The 30th Anniversary of “Toy Story”

When Disney and Pixar’s Toy Story opened on November 22, 1995, critic Roger Ebert wrote in his review: “Watching the film, I felt like I was in at the dawn of a new era of movie animation, which draws on the best of cartoons and reality, creating a world somewhere in between, where space not only bends but snaps, crackles, and pops.”

When Toy Story made its debut and astonished audiences, this sums up the consensus. Hard as it is to believe, the first computer-animated feature film that would usher in a new age for the medium is celebrating its 30th anniversary this month.

As everyone knows, the film tells the tale of two toys, Woody, the pull-string cowboy doll, and Buzz Lightyear, the sleek action figure, who both belong to young Andy. They start as adversaries, but when they find themselves in the grips of Sid, the toy-torturing kid, they must work together to rejoin Andy and all the other toys, like Mr. Potato Head, Bo Peep, Slinky Dog, Rex, and Hamm.

With that “buddy movie” story filled with humor and heart, Disney and Pixar’s relationship began, giving the world some of the most beloved animated characters and a film franchise that’s still going strong (Toy Story 5 hits theaters next year and its teaser trailer debuted this week.
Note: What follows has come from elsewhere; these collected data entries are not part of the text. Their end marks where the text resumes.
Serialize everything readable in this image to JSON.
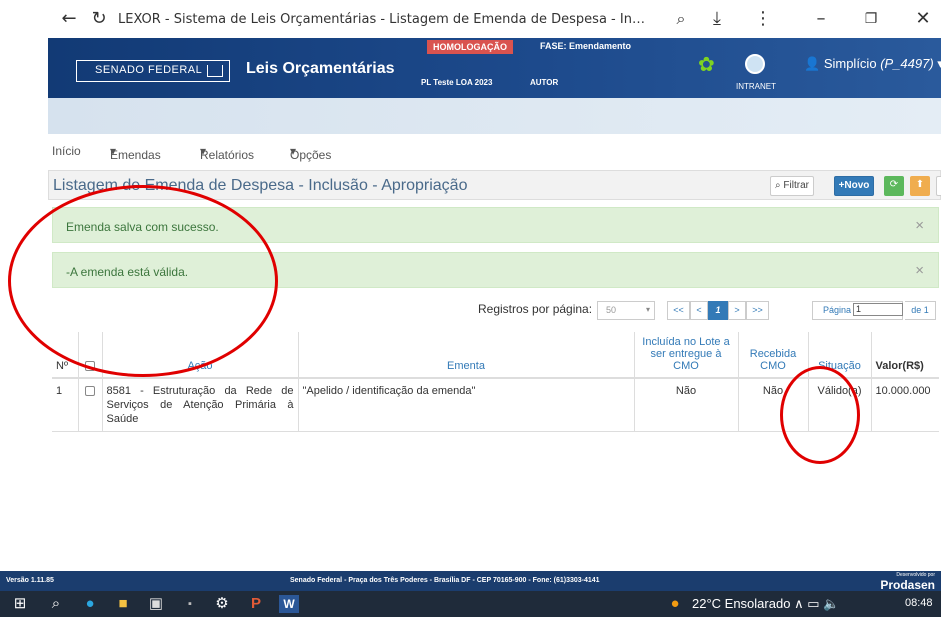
{
  "browser": {
    "title": "LEXOR - Sistema de Leis Orçamentárias - Listagem de Emenda de Despesa - Inclusã..."
  },
  "header": {
    "org": "SENADO FEDERAL",
    "app_title": "Leis Orçamentárias",
    "env_badge": "HOMOLOGAÇÃO",
    "fase": "FASE: Emendamento",
    "pl": "PL Teste LOA 2023",
    "autor": "AUTOR",
    "intranet": "INTRANET",
    "user_name": "Simplício",
    "user_id": "(P_4497)"
  },
  "nav": {
    "inicio": "Início",
    "emendas": "Emendas",
    "relatorios": "Relatórios",
    "opcoes": "Opções"
  },
  "panel": {
    "title": "Listagem de Emenda de Despesa - Inclusão - Apropriação",
    "filtrar": "Filtrar",
    "novo": "+Novo"
  },
  "alerts": [
    {
      "text": "Emenda salva com sucesso."
    },
    {
      "text": "-A emenda está válida."
    }
  ],
  "pagination": {
    "label": "Registros por página:",
    "per_page": "50",
    "first": "<<",
    "prev": "<",
    "current": "1",
    "next": ">",
    "last": ">>",
    "pagina_label": "Página",
    "pagina_value": "1",
    "de": "de 1"
  },
  "table": {
    "headers": {
      "num": "Nº",
      "acao": "Ação",
      "ementa": "Ementa",
      "incluida": "Incluída no Lote a ser entregue à CMO",
      "recebida": "Recebida CMO",
      "situacao": "Situação",
      "valor": "Valor(R$)"
    },
    "rows": [
      {
        "num": "1",
        "acao": "8581 - Estruturação da Rede de Serviços de Atenção Primária à Saúde",
        "ementa": "\"Apelido / identificação da emenda\"",
        "incluida": "Não",
        "recebida": "Não",
        "situacao": "Válido(a)",
        "valor": "10.000.000"
      }
    ]
  },
  "footer": {
    "version": "Versão 1.11.85",
    "address": "Senado Federal - Praça dos Três Poderes - Brasília DF - CEP 70165-900 - Fone: (61)3303-4141",
    "developed": "Desenvolvido por",
    "prodasen": "Prodasen"
  },
  "taskbar": {
    "weather": "22°C Ensolarado",
    "time": "08:48"
  },
  "colors": {
    "header_blue": "#1d4a8c",
    "alert_green_bg": "#dff0d8",
    "alert_green_text": "#3c763d",
    "annotation_red": "#e00000",
    "link_blue": "#337ab7"
  }
}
To celebrate Toy Story’s thirtieth anniversary, what follows is insight from several of the artists who worked on the film:

The road to Toy Story was paved by Pixar’s Academy Award-winning short, Tin Toy (1988), which caught Disney’s attention. That short and, eventually, Toy Story grew out of director John Lasseter’s love of toys and collecting them. “I believe there is a connection between a love of toys and animation,” said Lasseter in a 1997 interview. “I found, at many animation studios, there are toys all over animators’ desks. To be an animator, a good character animator, I believe, there is a quality that can best be described as a child who’s never grown up. Because I think to be a good animator, you need a good child-like take on things. So much of animation is through observation and capturing the certain essences of things that people find familiar and showing it to them in ways that they’ve never seen before. There’s sort of this wide-eyed wonderment to things. I think, along with that, we all have this love of toys.”
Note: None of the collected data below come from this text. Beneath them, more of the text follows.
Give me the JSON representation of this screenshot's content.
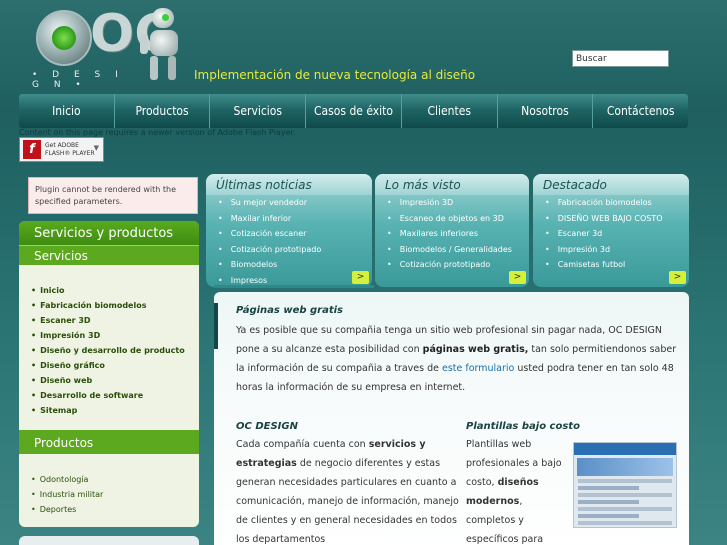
{
  "header": {
    "logo_text": "OC",
    "logo_sub": "• D E S I G N •",
    "tagline": "Implementación de nueva tecnología al diseño",
    "search_value": "Buscar"
  },
  "nav": [
    "Inicio",
    "Productos",
    "Servicios",
    "Casos de éxito",
    "Clientes",
    "Nosotros",
    "Contáctenos"
  ],
  "flash": {
    "note": "Content on this page requires a newer version of Adobe Flash Player.",
    "button_line1": "Get ADOBE",
    "button_line2": "FLASH® PLAYER"
  },
  "plugin_message": "Plugin cannot be rendered with the specified parameters.",
  "sidebar": {
    "title": "Servicios y productos",
    "section1": "Servicios",
    "servicios": [
      "Inicio",
      "Fabricación biomodelos",
      "Escaner 3D",
      "Impresión 3D",
      "Diseño y desarrollo de producto",
      "Diseño gráfico",
      "Diseño web",
      "Desarrollo de software",
      "Sitemap"
    ],
    "section2": "Productos",
    "productos": [
      "Odontología",
      "Industria militar",
      "Deportes"
    ]
  },
  "boxes": [
    {
      "title": "Últimas noticias",
      "items": [
        "Su mejor vendedor",
        "Maxilar inferior",
        "Cotización escaner",
        "Cotización prototipado",
        "Biomodelos",
        "Impresos"
      ]
    },
    {
      "title": "Lo más visto",
      "items": [
        "Impresión 3D",
        "Escaneo de objetos en 3D",
        "Maxilares inferiores",
        "Biomodelos / Generalidades",
        "Cotización prototipado"
      ]
    },
    {
      "title": "Destacado",
      "items": [
        "Fabricación biomodelos",
        "DISEÑO WEB BAJO COSTO",
        "Escaner 3d",
        "Impresión 3d",
        "Camisetas futbol"
      ]
    }
  ],
  "arrow": ">",
  "main": {
    "heading": "Páginas web gratis",
    "intro_1": "Ya es posible que su compañia tenga un sitio web profesional sin pagar nada, OC DESIGN pone a su alcanze esta posibilidad con ",
    "intro_bold": "páginas web gratis,",
    "intro_2": " tan solo permitiendonos saber la información de su compañia a traves de ",
    "intro_link": "este formulario",
    "intro_3": " usted podra tener en tan solo 48 horas la información de su empresa en internet.",
    "col1_title": "OC DESIGN",
    "col1_a": "Cada compañía cuenta con ",
    "col1_b": "servicios y estrategias",
    "col1_c": " de negocio diferentes y estas generan necesidades particulares en cuanto a comunicación, manejo de información, manejo de clientes y en general necesidades en todos los departamentos",
    "col2_title": "Plantillas bajo costo",
    "col2_a": "Plantillas web profesionales a bajo costo, ",
    "col2_b": "diseños modernos",
    "col2_c": ", completos y específicos para"
  }
}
Like many animated films, the plot of Toy Story evolved and looked quite different in its early stages, as Lee Unkrich, an editor on the film who would go on to direct such blockbusters as Toy Story 3 (2010) and Coco (2017), told The Telegraph in a 2015 interview, discussing how different the initial story was: “This little, tiny toy gets left on the side of the road at a rest stop and goes on a road trip to find his owners, and he bumps into this hand-me-down ventriloquist doll who tries to help him. It was very convoluted, but we thought it was great at the time.”
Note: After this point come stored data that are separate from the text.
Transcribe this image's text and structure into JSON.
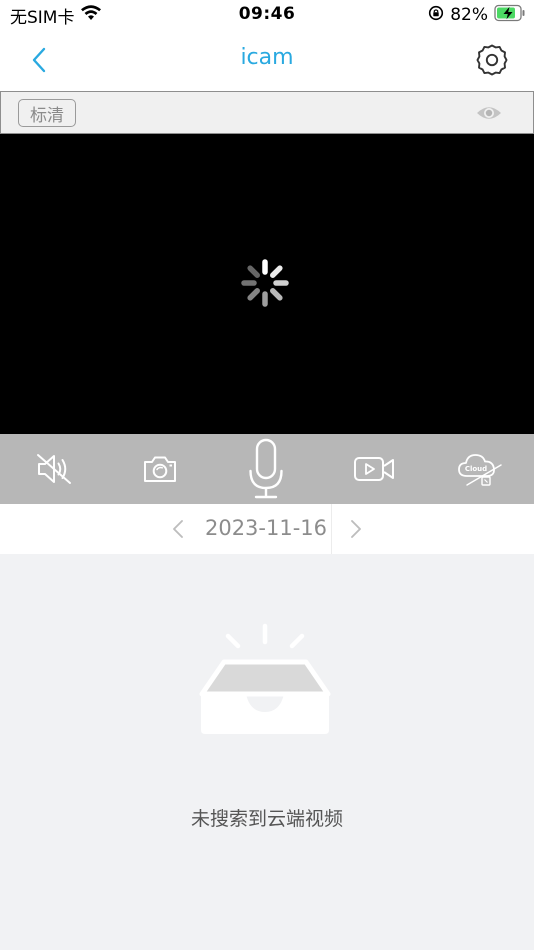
{
  "status_bar": {
    "carrier": "无SIM卡",
    "time": "09:46",
    "battery_percent": "82%",
    "battery_level": 0.82,
    "battery_color": "#4cd964"
  },
  "nav": {
    "title": "icam",
    "title_color": "#29a9e0",
    "back_icon": "chevron-left-icon",
    "settings_icon": "gear-icon"
  },
  "player": {
    "quality_label": "标清",
    "visibility_icon": "eye-icon",
    "loading_icon": "spinner-icon"
  },
  "controls": [
    {
      "name": "mute-button",
      "icon": "speaker-muted-icon"
    },
    {
      "name": "snapshot-button",
      "icon": "camera-icon"
    },
    {
      "name": "talk-button",
      "icon": "microphone-icon"
    },
    {
      "name": "record-button",
      "icon": "video-record-icon"
    },
    {
      "name": "cloud-button",
      "icon": "cloud-disabled-icon",
      "label": "Cloud"
    }
  ],
  "date_selector": {
    "date": "2023-11-16",
    "prev_icon": "chevron-left-icon",
    "next_icon": "chevron-right-icon"
  },
  "cloud_list": {
    "empty_message": "未搜索到云端视频",
    "empty_icon": "empty-tray-icon"
  }
}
Also in that same article in The Telegraph, Pixar’s Senior Historian, Christine Freeman discussed how much the characters evolved during those early days of production: “There are so many different iterations of what Buzz and Woody might have looked like. In the archive, we have boxes of ‘Pointy Nose Woody,’ ‘Big Hair Buzz,’ ‘Scary Woody’…We have lots of artists’ good taste to thank for the film we saw.”

The voice cast for the film was, and is, stellar: Tom Hanks as Woody, Tim Allen as Buzz Lightyear, Annie Potts as Bo Peep, Wallace Shawn as Rex, John Ratzenberger (Pixar’s eventual “good luck charm”), as Hamm, Jim Varney, as Slinky Dog and Don Rickles, as Mr. Potato Head.

In a 1995 interview, Toy Story producer Bonnie Arnold discussed how much the actors informed the characters’ personalities. “A lot of what was read and how they read it helped the characters to evolve,” said Arnold of the voice cast. “Jim Varney, for instance, who’s doing the role of Slinky, initially, the character of Slinky was a little bit different, but as soon as we decided on Jim and we had Jim do a recording, Slinky became more of a hound dog, which of course fits Jim’s voice.”

In a 1999 interview, Unkrich discussed how the emotions and compelling plot found in Toy Story are the priority for Pixar over the technology: “We like to think of ourselves as storytellers and artists and not computer ‘techies.’ Story and character are really number one to us, and we’ve always tried to tailor the computer tools to aid in that process.”

Glenn McQueen, an animator on Toy Story, who sadly passed away in 2002 (and would be the namesake for Cars’ Lightning McQueen) noted that the focus on story influenced how they train the team at Pixar: “If we hire an animator, the last thing I want is for that person to be spending their time worrying about technical issues,” said McQueen, in ’99. “They should only be worrying about the performance of their characters.”

This, alongside the computer-generated wonder, is what has allowed Toy Story not just to endure, but to increase in popularity over the past thirty years, now passed on to others from that first generation who experienced the film in theaters.

Just before the film opened in 1995, producer Arnold noted: “The technology is amazing, absolutely amazing; I don’t think anyone can deny that. But that’s interesting for all of about five minutes. What will keep moviegoers in their seats is a good story – interesting characters, witty dialogue, and coming out of the picture learning something about yourself.”